There's a great blog I linked to once before that posts about interesting book covers. Today's post compares the US and UK covers for a book called "The Bush Tragedy." The difference in tone is pretty astounding. Personally, I like the UK cover a lot better, but can totally see why a US publisher would go for the safer and more serious choice.
It's one of the most interesting blogs I read, but I wish they went back and did follow-up posts about sales figures and successes vs. flops, to see if the cover really seems to make much of a difference, or if the writer's impressions end up right or wrong as far as the ultimate success of the book. Of course, factoring out the effect of a cover, when there's marketing budgets and exposure and subject matter and author fanbase and reviews and the quality of the book itself, is probably impossible.

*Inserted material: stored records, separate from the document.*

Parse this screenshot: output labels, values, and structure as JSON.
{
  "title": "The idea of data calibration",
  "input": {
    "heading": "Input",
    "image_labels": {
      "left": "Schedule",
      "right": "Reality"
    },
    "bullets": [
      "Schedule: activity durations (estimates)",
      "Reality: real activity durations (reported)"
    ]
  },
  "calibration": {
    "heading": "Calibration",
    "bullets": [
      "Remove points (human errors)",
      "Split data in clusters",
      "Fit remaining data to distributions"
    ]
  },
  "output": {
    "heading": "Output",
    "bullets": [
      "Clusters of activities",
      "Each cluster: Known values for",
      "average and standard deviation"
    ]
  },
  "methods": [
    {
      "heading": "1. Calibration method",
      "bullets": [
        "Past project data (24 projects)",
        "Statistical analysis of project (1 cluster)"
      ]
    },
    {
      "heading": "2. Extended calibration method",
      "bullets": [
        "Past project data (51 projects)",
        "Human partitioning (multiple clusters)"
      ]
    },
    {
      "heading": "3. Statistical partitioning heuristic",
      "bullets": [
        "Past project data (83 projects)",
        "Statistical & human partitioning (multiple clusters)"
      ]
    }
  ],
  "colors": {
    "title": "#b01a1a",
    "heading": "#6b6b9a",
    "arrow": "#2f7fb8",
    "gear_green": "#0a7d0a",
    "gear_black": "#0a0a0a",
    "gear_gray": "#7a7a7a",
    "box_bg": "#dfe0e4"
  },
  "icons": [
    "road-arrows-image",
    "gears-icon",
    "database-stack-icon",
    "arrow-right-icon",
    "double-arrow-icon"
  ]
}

Although if I were a publishing executive, I might be tempted to release a book like this with two very different covers, randomize which stores get which, and see if there's measurable differences in sales... and then perhaps swap out the less effective cover for the other one and see what happens. Frankly, there's probably twenty-five ideas just like that, with everything from cover art to author photo to marketing messaging to the blurbs on the back to the flap summary to the font size that, given the number of books published every year, and the number of roughly-identical bookstores each one gets displayed in, that I think publishers perhaps ought to be experimenting with, just to get some better sense than they have of what motivates book sales and whether there are in fact some easily-manipulable things they can do to get people to make the decision to buy.
At the very least, the first publisher to do something like this would probably get some media attention for it, and that alone would push some sales.